The Countess – the accustomed recipient, since early childhood, of the complete attention of her extended family thanks to her position as sole inheritrix of both her father’s and his distaff relatives’ extensive fortunes – had realized its glorious potential at once. She could feel herself moving, inchmeal, from one non-carnal embrace to another, infinitely more preferable one. Before this moment she had merely sensed, thanks to her father’s subtle hints, that she would be investing in something more than simply a name with her fortune, but she hadn’t realized exactly what she was buying into. Now she knew for certain. ‘You can’t let something like this just die.’
Her elderly fiance had smiled. ‘How can one resuscitate a skeleton? The outer body and epidermis began to expire alongside the final vestiges of the age-old aristocratic order after the disasters of the Great War. The inner body, along with its vital organs, finally perished alongside my manhood, on Monday the third of June 1940, during the German bombardment of Paris. Do you remember Jean Renoir’s film, La Grande Illusion? The characters played by Pierre Fresnay and Erich von Stroheim? The Old Guard aristocrats recognizing each other, and realizing that they had both reached the end of their usefulness? Well Renoir was right. We are tired and irrelevant.’

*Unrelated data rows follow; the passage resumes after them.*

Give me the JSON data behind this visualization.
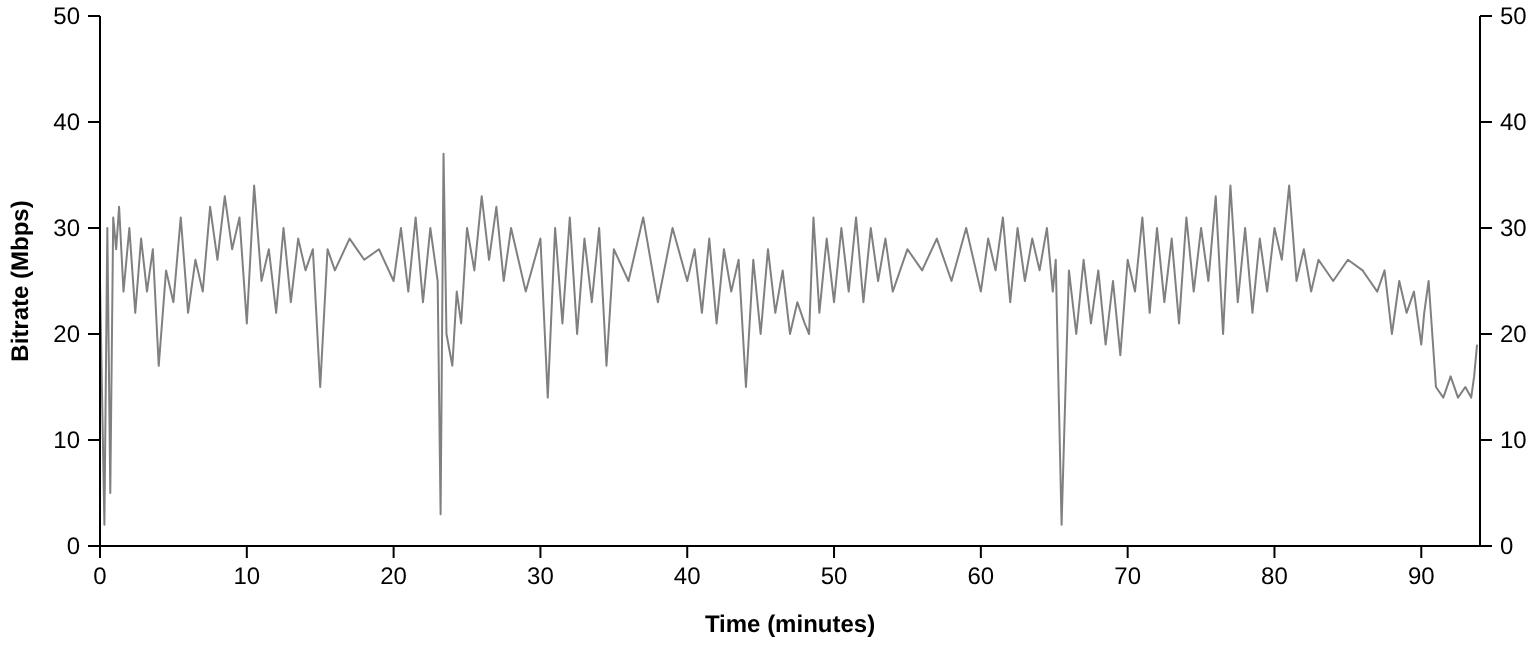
{
  "chart_data": {
    "type": "line",
    "xlabel": "Time (minutes)",
    "ylabel": "Bitrate (Mbps)",
    "xlim": [
      0,
      94
    ],
    "ylim": [
      0,
      50
    ],
    "xticks": [
      0,
      10,
      20,
      30,
      40,
      50,
      60,
      70,
      80,
      90
    ],
    "yticks": [
      0,
      10,
      20,
      30,
      40,
      50
    ],
    "y2lim": [
      0,
      50
    ],
    "y2ticks": [
      0,
      10,
      20,
      30,
      40,
      50
    ],
    "grid": false,
    "line_style": "solid",
    "marker": "none",
    "series": [
      {
        "color": "#808080",
        "x": [
          0,
          0.3,
          0.5,
          0.7,
          0.9,
          1.1,
          1.3,
          1.6,
          2,
          2.4,
          2.8,
          3.2,
          3.6,
          4,
          4.5,
          5,
          5.5,
          6,
          6.5,
          7,
          7.5,
          8,
          8.5,
          9,
          9.5,
          10,
          10.5,
          11,
          11.5,
          12,
          12.5,
          13,
          13.5,
          14,
          14.5,
          15,
          15.5,
          16,
          17,
          18,
          19,
          20,
          20.5,
          21,
          21.5,
          22,
          22.5,
          23,
          23.2,
          23.4,
          23.6,
          24,
          24.3,
          24.6,
          25,
          25.5,
          26,
          26.5,
          27,
          27.5,
          28,
          29,
          30,
          30.5,
          31,
          31.5,
          32,
          32.5,
          33,
          33.5,
          34,
          34.5,
          35,
          36,
          37,
          38,
          39,
          40,
          40.5,
          41,
          41.5,
          42,
          42.5,
          43,
          43.5,
          44,
          44.5,
          45,
          45.5,
          46,
          46.5,
          47,
          47.5,
          48,
          48.3,
          48.6,
          49,
          49.5,
          50,
          50.5,
          51,
          51.5,
          52,
          52.5,
          53,
          53.5,
          54,
          55,
          56,
          57,
          58,
          59,
          60,
          60.5,
          61,
          61.5,
          62,
          62.5,
          63,
          63.5,
          64,
          64.5,
          64.9,
          65.1,
          65.5,
          66,
          66.5,
          67,
          67.5,
          68,
          68.5,
          69,
          69.5,
          70,
          70.5,
          71,
          71.5,
          72,
          72.5,
          73,
          73.5,
          74,
          74.5,
          75,
          75.5,
          76,
          76.5,
          77,
          77.5,
          78,
          78.5,
          79,
          79.5,
          80,
          80.5,
          81,
          81.5,
          82,
          82.5,
          83,
          84,
          85,
          86,
          86.5,
          87,
          87.5,
          88,
          88.5,
          89,
          89.5,
          90,
          90.2,
          90.5,
          91,
          91.5,
          92,
          92.5,
          93,
          93.4,
          93.6,
          93.8
        ],
        "values": [
          25,
          2,
          30,
          5,
          31,
          28,
          32,
          24,
          30,
          22,
          29,
          24,
          28,
          17,
          26,
          23,
          31,
          22,
          27,
          24,
          32,
          27,
          33,
          28,
          31,
          21,
          34,
          25,
          28,
          22,
          30,
          23,
          29,
          26,
          28,
          15,
          28,
          26,
          29,
          27,
          28,
          25,
          30,
          24,
          31,
          23,
          30,
          25,
          3,
          37,
          20,
          17,
          24,
          21,
          30,
          26,
          33,
          27,
          32,
          25,
          30,
          24,
          29,
          14,
          30,
          21,
          31,
          20,
          29,
          23,
          30,
          17,
          28,
          25,
          31,
          23,
          30,
          25,
          28,
          22,
          29,
          21,
          28,
          24,
          27,
          15,
          27,
          20,
          28,
          22,
          26,
          20,
          23,
          21,
          20,
          31,
          22,
          29,
          23,
          30,
          24,
          31,
          23,
          30,
          25,
          29,
          24,
          28,
          26,
          29,
          25,
          30,
          24,
          29,
          26,
          31,
          23,
          30,
          25,
          29,
          26,
          30,
          24,
          27,
          2,
          26,
          20,
          27,
          21,
          26,
          19,
          25,
          18,
          27,
          24,
          31,
          22,
          30,
          23,
          29,
          21,
          31,
          24,
          30,
          25,
          33,
          20,
          34,
          23,
          30,
          22,
          29,
          24,
          30,
          27,
          34,
          25,
          28,
          24,
          27,
          25,
          27,
          26,
          25,
          24,
          26,
          20,
          25,
          22,
          24,
          19,
          22,
          25,
          15,
          14,
          16,
          14,
          15,
          14,
          16,
          19
        ]
      }
    ]
  }
}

The Countess had turned on him, revealing for the very first time the inner fire that drove her. ‘Von Stroheim was not an aristocrat, but the son of a Jewish hat-maker. Fresnay’s father was a Huguenot, and therefore a hater of Catholics. And Renoir’s father was a hack painter who depicted his women as if they were made out of marzipan. Who are such people to tell you that your class is doomed?’ She turned on him. ‘I won’t have it. A man doesn’t need a functioning member to be a man. An institution doesn’t need the sanction of the State to give it weight. The flower of France’s chivalric tradition should not need the permission of its inferiors to celebrate its past achievements and prepare its future triumphs.’
The Count had continued smiling. ‘Future triumphs? For reasons that are entirely beyond my control, it seems that I am to be the last in my line. More than a thousand years of history will die with me, my dear. Where are these future triumphs you speak of going to come from?’
And so she had told him – told him of her plans to adopt a new generation of soldiers for the de Bale cause. Told him of the true extent of her fortune, and what they could both achieve with it. And gradually his face had started to light up. His expression to change. ‘You really think this is possible? I am an old man.’
‘But I am not. I shall represent you. Represent our family. Fight for our status as hereditary peers of France.’
‘Why? Why should you do this?’
She had hesitated for some little time, almost as if she had no answer to his question. Then she had turned to him, taken his hand, and placed it above her heart. ‘Because it is my destiny.’
It was only later, and well into their marriage, that the Countess had realized just how elegantly the Count had steered her towards exactly the conclusion he himself had so fervently desired.